Charité 3R celebrated its official inception roughly a year ago to this day, Tuesday, December 17, 2019. The centre used the occasion to host a symposium titled “One year Charité 3R – results and perspectives” at the CCO auditorium at the Charité Campus Mitte.
About a dozen of instructive and compelling presentations informed the guests of the missions and goals Charité 3R pursues, the progress achieved over the last twelve months, but also of what the greatest challenges are in the future. The symposium also served as the “onboarding” of the new Scientific Advisory Board, which gathered for its first meeting the following Wednesday, December 18, 2019.
Charité dean, Professor Axel Radlach Pries, in his opening statement recalled the founding history of Charité 3R and the political discussion three years ago on what role animal research should play in the future in the “city of science” of Berlin. “It was a time when I could say without further ado that animal testing couldn’t be done without for the time being,” Pries said. “But what I couldn’t say was that we were doing all we could do to find alternatives.”
Alternatives to animal testing need to be imagined first
Charité 3R from now on enjoys top-ranking support by its internationally staffed Scientific Advisory Board as well as the six members of the Berlin Advisory Board. Charité 3R spokesman Professor Stefan Hippenstiel gave a cordial welcome to the new members and also thanked the other guests – among them the members of the Representatives’ Council and the many Charité employees, who actively engage in the endeavor or who are sincerely interested in it. “It is you who make 3R at the Charité possible,” he said. “It is outstanding and it merits our special praise and thanks.”
“3 R” is short for “replace – reduce – refine”, which means to reduce animal testing by alternative methods or to completely replace them or to improve through refinement the living conditions of test animals. Refinement is where it’s most wanted, Stefan Hippenstiel reported, and named eleven projects which Charité 3R already funds on this subject, for instance the improvement of pain management for test animals. “You cannot stress the aspect of animal welfare enough,” says the researcher of lung infections about the fact that animal testing is still characteristic of biomedical research.
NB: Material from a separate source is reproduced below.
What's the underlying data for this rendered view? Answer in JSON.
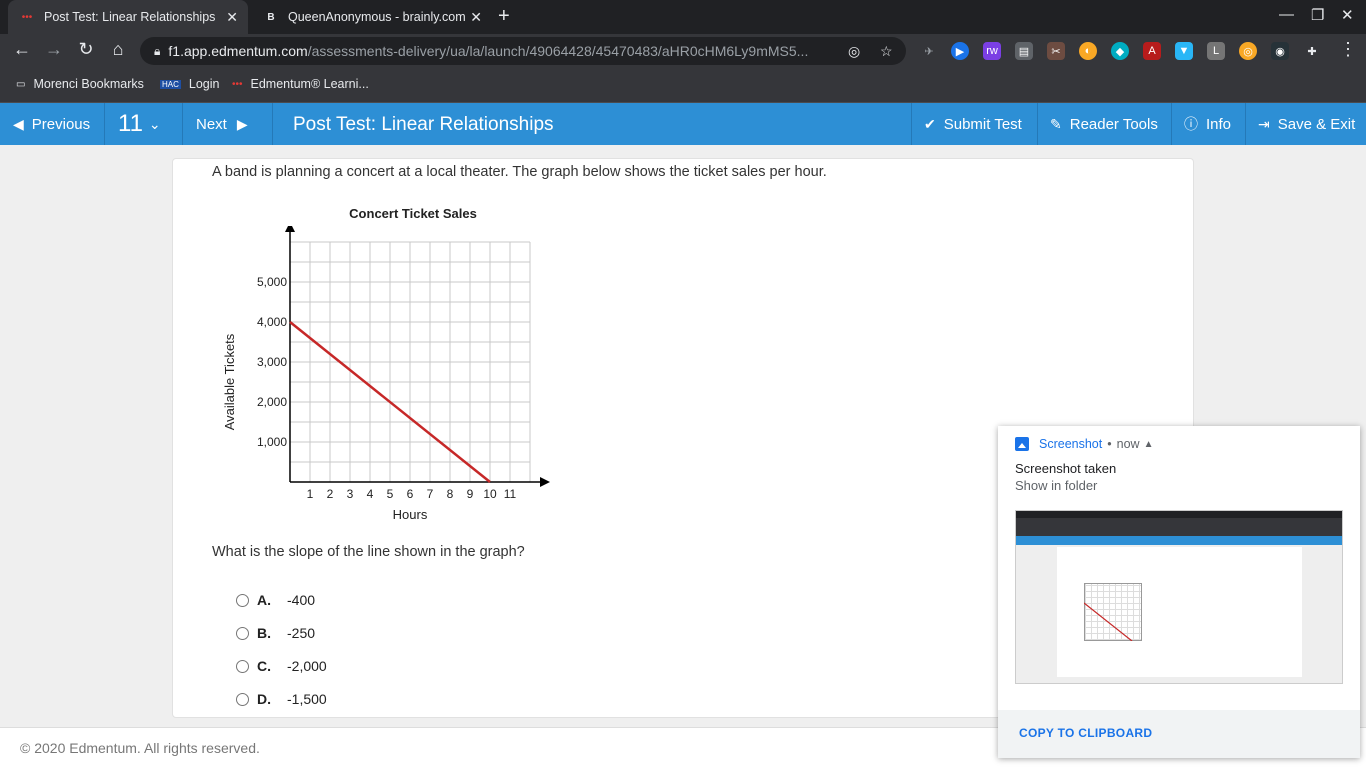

A cultural change also promises better biomedical research
To further pursue a cultural change or a change of mindset in the scientific community, Charité 3R employs the three pillars of communication, advanced education and research funding. Nearly a million euros are invested per year directly in novel 3R technologies – starting from January 2020. These are computer-aided models or genetic and stem cell technologies that will support the development of animal-free models such as organoids. “These technology platforms will be at everyone’s disposal Charité-wide,” says Hippenstiel, “and they are equally important for the training of our junior scientists. ”This investment will not only prove beneficial for animal welfare, he points out, but it will also improve results in basic research and thus enhance translation into therapies. Hippenstiel is convinced that “we can improve our knowledge, our diagnostics and our therapies of medical conditions, if we strictly apply 3R principles.”
Professor Arti Ahluwalia, member of the Scientific Advisory Board, confirms this. The scientist from Pisa University and head of the National Centre for 3R in Italy does research on brain organoids herself and has computed under which conditions the miniature brains function best. Given the right conditions, says Ahluwalia, organoids are a better model of human physiology in some respects than mice or rats are, “because they are made from the same material as we are.”
Are people free to use animals for their purposes?
According to Professor Peter Kunzmann, philosopher at the Institute for Animal Hygiene, Animal Welfare and Livestock Ethology at Hannover university, and also a member of the Scientific Advisory Board, such innovative technologies need to be increasingly used for one additional reason. Today, Kunzmann says, there is a societal consensus that people may use animals for their purposes – be it as pets, as food source or for research. “This ethical stance is man-made, however, and may someday be challenged.”
Charité dean Pries shared the ethical concerns and emphasized people’s moral obligation towards other living beings on the planet. “We have the obligation to forcefully pursue the development of alternatives to animal testing,” he said. “And this is why we push for a paradigm shift, not only in the Charité, but in Germany and Europe as well.”